[In a note to this passage, it is stated that "Herodotus has given no description of Thebes. Denon several times quotes Herodotus for what is not in that author. But this is so common, even with people who have claims to scholarship, that it has become almost a fashion to say that any thing is in Herodotus." So that the audience of Lord Goderich with the late King, as described in the Edinburgh Review, in the Herodotean (or says he and says she) dialect, is no great license.]
[The volume is profusely embellished.]
The Public Journals.
ERRORS OF THE DAY.
The devoutest believers in "the march of intellect" must at intervals be almost driven to renounce their creed in despair. Errors which were supposed to have been exploded centuries ago, sometimes reappear on a sudden, and propagate themselves for a season with a rapidity which no reasoning can pursue, no ridicule arrest. Notions, worthy only of the dark ages, spring up in the glare of the supposed illumination of the present day, and resist all the efforts of the Briarean press itself to dispel them. At one time, it is a pious Hungarian prince who performs preternatural cures, at the request of the friends of the sick parties in Ireland, conveyed through that droll medium for a miracle, the Hamburg letter-bag! At another, it is an old dropsical impostor, whom thousands of blaspheming dupes venerate as a second virgin quick of a new Messiah! A short time since animal magnetism was in vogue; and the strong will of certain gifted individuals was believed to have the power of entering into a mystical communication with the spirits of others, and of absolutely controlling their whole physical and mental being! To-day we are startled by the actual exhibition of a miracle, the "unknown tongue," on alternate Sundays, at the Caledonian Chapel in Regent Square, London!

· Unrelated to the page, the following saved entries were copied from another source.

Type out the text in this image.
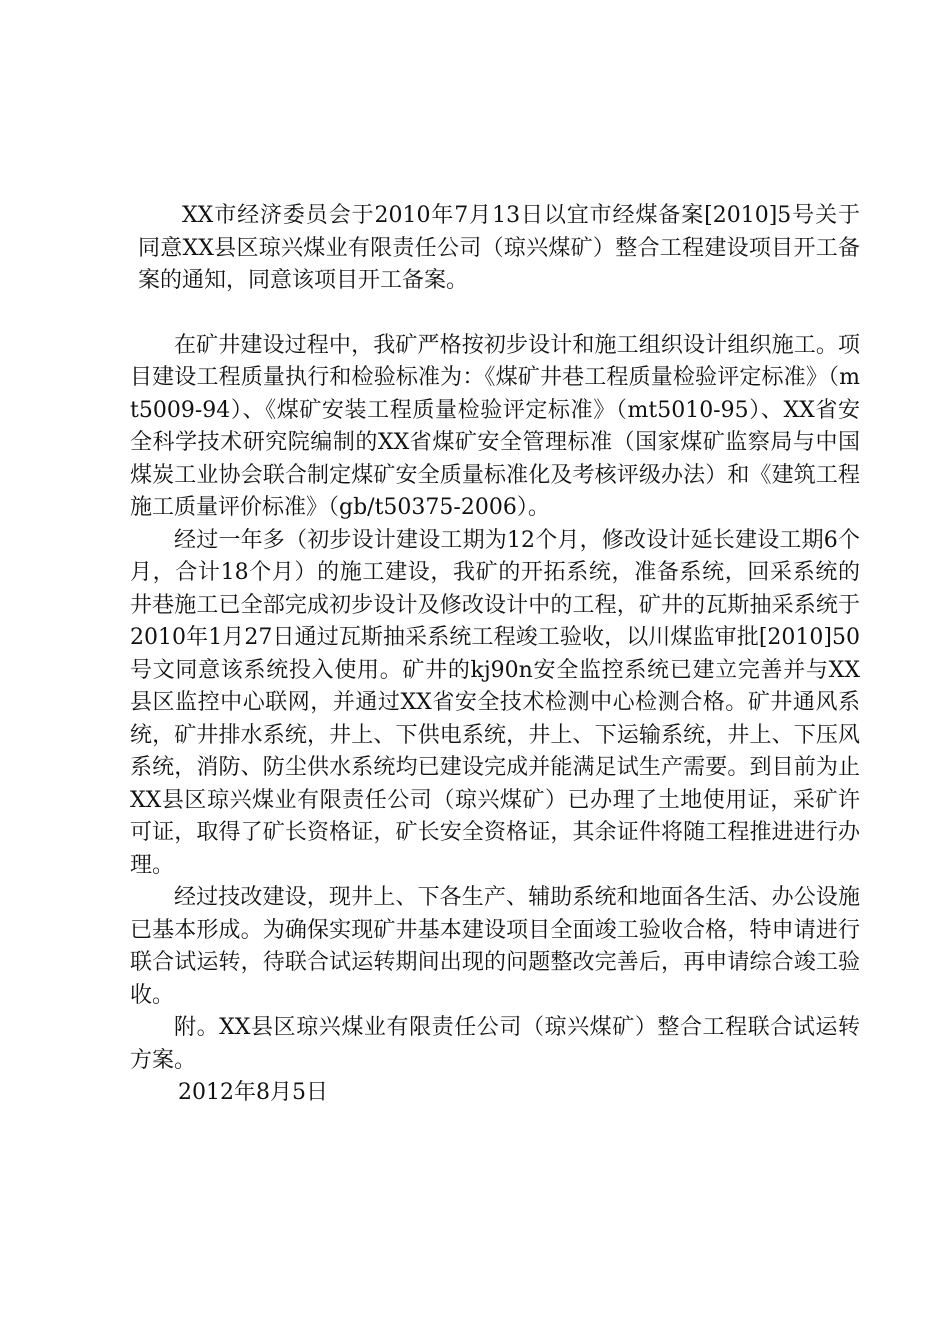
XX市经济委员会于2010年7月13日以宜市经煤备案[2010]5号关于同意XX县区琼兴煤业有限责任公司（琼兴煤矿）整合工程建设项目开工备案的通知，同意该项目开工备案。

在矿井建设过程中，我矿严格按初步设计和施工组织设计组织施工。项目建设工程质量执行和检验标准为：《煤矿井巷工程质量检验评定标准》（mt5009-94）、《煤矿安装工程质量检验评定标准》（mt5010-95）、XX省安全科学技术研究院编制的XX省煤矿安全管理标准（国家煤矿监察局与中国煤炭工业协会联合制定煤矿安全质量标准化及考核评级办法）和《建筑工程施工质量评价标准》（gb/t50375-2006）。

经过一年多（初步设计建设工期为12个月，修改设计延长建设工期6个月，合计18个月）的施工建设，我矿的开拓系统，准备系统，回采系统的井巷施工已全部完成初步设计及修改设计中的工程，矿井的瓦斯抽采系统于2010年1月27日通过瓦斯抽采系统工程竣工验收，以川煤监审批[2010]50号文同意该系统投入使用。矿井的kj90n安全监控系统已建立完善并与XX县区监控中心联网，并通过XX省安全技术检测中心检测合格。矿井通风系统，矿井排水系统，井上、下供电系统，井上、下运输系统，井上、下压风系统，消防、防尘供水系统均已建设完成并能满足试生产需要。到目前为止XX县区琼兴煤业有限责任公司（琼兴煤矿）已办理了土地使用证，采矿许可证，取得了矿长资格证，矿长安全资格证，其余证件将随工程推进进行办理。

经过技改建设，现井上、下各生产、辅助系统和地面各生活、办公设施已基本形成。为确保实现矿井基本建设项目全面竣工验收合格，特申请进行联合试运转，待联合试运转期间出现的问题整改完善后，再申请综合竣工验收。

附。XX县区琼兴煤业有限责任公司（琼兴煤矿）整合工程联合试运转方案。

2012年8月5日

If at any time we are tempted to plume ourselves on the fact, that the belief in ghosts and witchcraft has disappeared, we are quickly humiliated by the recollection that there are yet thousands of devout believers in the prophecies of Francis Moore, physician; or by overhearing the rhapsodies of some millenarian dreamer, who as confidently gives us the date of the opening of the New Jerusalem as if he were speaking of the New London Bridge.—Quarterly Review.
PUBLIC CREDIT.
It is physically impossible to carry on the commerce of the civilized world by the aid of a purely metallic currency—no, not though our gold and silver coins were every tenth year debased to a tenth! Why, in London alone, five millions of money are daily exchanged at the Clearing-house, in the course of a few hours. We should like to see the attempt made to bring this infinity of transactions to a settlement in coined money. Credit money, in some shape or other, always has, and must have, performed the part of a circulating medium to a very considerable extent. And (by one of those wonderful compensatory processes which so frequently claim the admiration of every investigator of civil, as well as of physical economy) there is in the nature of credit an elasticity which causes it, when left unshackled by law, to adapt itself to the necessities of commerce, and the legitimate demands of the market. Well may the productive classes exclaim to those who persist in legislating on the subject, and are not content without determining who may, and who may not, give credit to another, what kind of monied obligations shall, or shall not, be allowed to circulate—that is, to be taken in exchange for goods at the option of the parties—well might they exclaim, as the merchants of Paris did to the minister of Louis, when he asked what his master could do for them—"Laissez nous faire,"—"Leave us alone, to surround ourselves with those precautions which experience will suggest and the instinct of self-preservation put in execution."—Ibid.